I was speaking with a psychologist recently, who talked about how every single one of us must face the issue of self-reliance at some point in our lives. Often this confrontation happens due to an unforeseen event, like the early death of a parent, or perhaps when one first leaves home and goes out into the world, to college, or to get his/her first job.
It’s when you realize, when it comes right down to it, there is no backup, no one is going to rescue you from becoming a functioning, hopefully highly functioning adult, and no one can chart your life destiny but you. We do that one choice at a time.
Some individuals are protected from life’s vagaries for awhile longer—be in a marriage, when the other person carries the ball of providing for the family and protecting the other family members. As one man I know said once that there comes a day when you know that you, and only you, can ‘pull the wagon.’ These moments of realization, facing this truth, can be sobering, daunting, intimidating, and anxiety-producing.
If you’ve ever come to a moment like this, you know exactly what I mean.

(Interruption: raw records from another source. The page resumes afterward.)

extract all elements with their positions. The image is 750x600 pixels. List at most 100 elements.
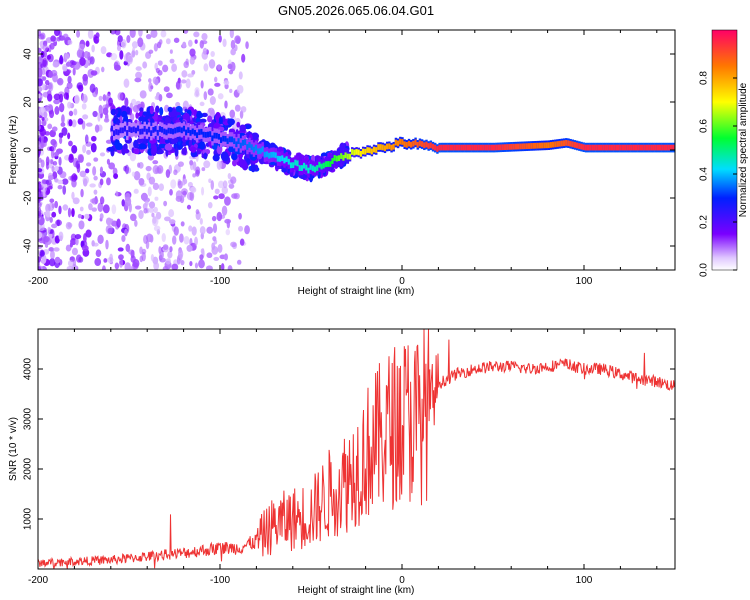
noise-blob [54, 256, 61, 264]
ridge-segment [558, 140, 561, 147]
noise-blob [192, 161, 197, 171]
ridge-segment [654, 144, 658, 151]
noise-blob [124, 262, 131, 270]
noise-blob [168, 209, 175, 218]
spectral-blob [183, 146, 187, 156]
ridge-segment [407, 140, 411, 147]
noise-blob [199, 101, 205, 107]
noise-blob [49, 129, 56, 138]
noise-blob [145, 165, 152, 172]
ridge-segment [619, 144, 623, 151]
ridge-segment [567, 140, 570, 147]
spectral-blob [195, 117, 201, 123]
noise-blob [211, 242, 216, 250]
noise-blob [38, 244, 43, 249]
noise-blob [177, 249, 184, 259]
ridge-segment [462, 144, 465, 151]
noise-blob [171, 263, 179, 270]
ridge-segment [637, 144, 640, 151]
noise-blob [213, 256, 220, 262]
spectral-blob [110, 108, 117, 116]
noise-blob [101, 66, 105, 73]
noise-blob [230, 176, 237, 184]
noise-blob [48, 175, 54, 181]
ridge-segment [661, 144, 664, 151]
ridge-segment [361, 148, 365, 155]
noise-blob [42, 187, 46, 198]
noise-blob [180, 260, 185, 266]
ridge-segment [213, 132, 216, 139]
spectral-blob [238, 159, 247, 168]
noise-blob [76, 49, 83, 58]
noise-blob [92, 110, 98, 118]
noise-blob [68, 119, 73, 127]
ridge-segment [171, 128, 175, 135]
ridge-segment [248, 142, 251, 148]
noise-blob [181, 188, 188, 196]
ridge-segment [449, 144, 452, 151]
noise-blob [233, 192, 240, 200]
ridge-segment [444, 144, 448, 151]
noise-blob [67, 207, 72, 218]
ridge-segment [296, 160, 299, 167]
noise-blob [217, 243, 223, 253]
noise-blob [56, 219, 60, 227]
noise-blob [57, 179, 63, 185]
ridge-segment [401, 139, 404, 145]
spectrogram-ytick-label: 0 [23, 147, 34, 153]
ridge-segment [193, 129, 197, 136]
ridge-segment [228, 136, 232, 143]
noise-blob [107, 227, 114, 234]
ridge-segment [353, 149, 356, 156]
ridge-segment [206, 131, 210, 138]
snr-ytick-label: 1000 [23, 507, 34, 530]
noise-blob [187, 73, 194, 78]
noise-blob [132, 258, 140, 268]
noise-blob [42, 44, 49, 52]
noise-blob [148, 78, 152, 83]
noise-blob [138, 178, 145, 186]
noise-blob [238, 225, 244, 232]
noise-blob [81, 245, 89, 252]
noise-blob [79, 170, 87, 178]
ridge-segment [126, 130, 129, 136]
ridge-segment [591, 144, 594, 151]
spectral-blob [251, 132, 260, 140]
ridge-segment [560, 140, 564, 147]
noise-blob [50, 250, 55, 260]
ridge-segment [167, 127, 170, 134]
spectral-blob [138, 116, 146, 122]
noise-blob [79, 206, 84, 212]
ridge-segment [176, 126, 179, 133]
noise-blob [186, 244, 193, 252]
ridge-segment [318, 161, 321, 168]
noise-blob [59, 171, 67, 179]
noise-blob [66, 82, 73, 90]
noise-blob [195, 166, 201, 175]
noise-blob [45, 210, 51, 218]
ridge-segment [180, 127, 184, 134]
ridge-segment [493, 144, 496, 151]
noise-blob [200, 248, 205, 254]
ridge-segment [634, 144, 638, 151]
ridge-segment [525, 143, 529, 150]
spectral-blob [114, 117, 119, 122]
ridge-segment [252, 146, 256, 153]
noise-blob [128, 249, 135, 255]
noise-blob [105, 239, 109, 250]
snr-panel: -200 -100 0 100 1000 2000 3000 4000 Height of s… [8, 328, 676, 596]
ridge-segment [289, 162, 293, 169]
ridge-segment [324, 161, 328, 168]
ridge-segment [543, 142, 546, 149]
noise-blob [217, 180, 225, 189]
noise-blob [168, 219, 176, 225]
ridge-segment [128, 126, 131, 133]
noise-blob [135, 49, 139, 56]
ridge-segment [237, 138, 240, 144]
noise-blob [58, 205, 62, 215]
noise-blob [102, 107, 109, 116]
snr-y-axis-label: SNR (10 * v/v) [8, 417, 19, 481]
ridge-segment [313, 166, 317, 173]
noise-blob [199, 226, 206, 235]
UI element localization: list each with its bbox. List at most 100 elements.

I’ve certainly faced such a moment when I knew that my marriage was over, and now I would be going on alone.
The good news about facing such a time in life is that on some level, you know you can make it. You now you can take care of yourself. And, incrementally, you make decisions and take action to become the emboldened you, the authentic you, the powerful you. And nothing is more satisfying than knowing, on a core level, that you can count on you—throughout the changes of life, be they economic, a process of aging, or relationships ending.
There is peace in that understanding…and strength…and hope. Even when the future seems uncertain. You know you will be there for you—you can, and will be able to, rely on yourself.
It’s a wonderful feeling. I hope you’ve experienced this already for yourself.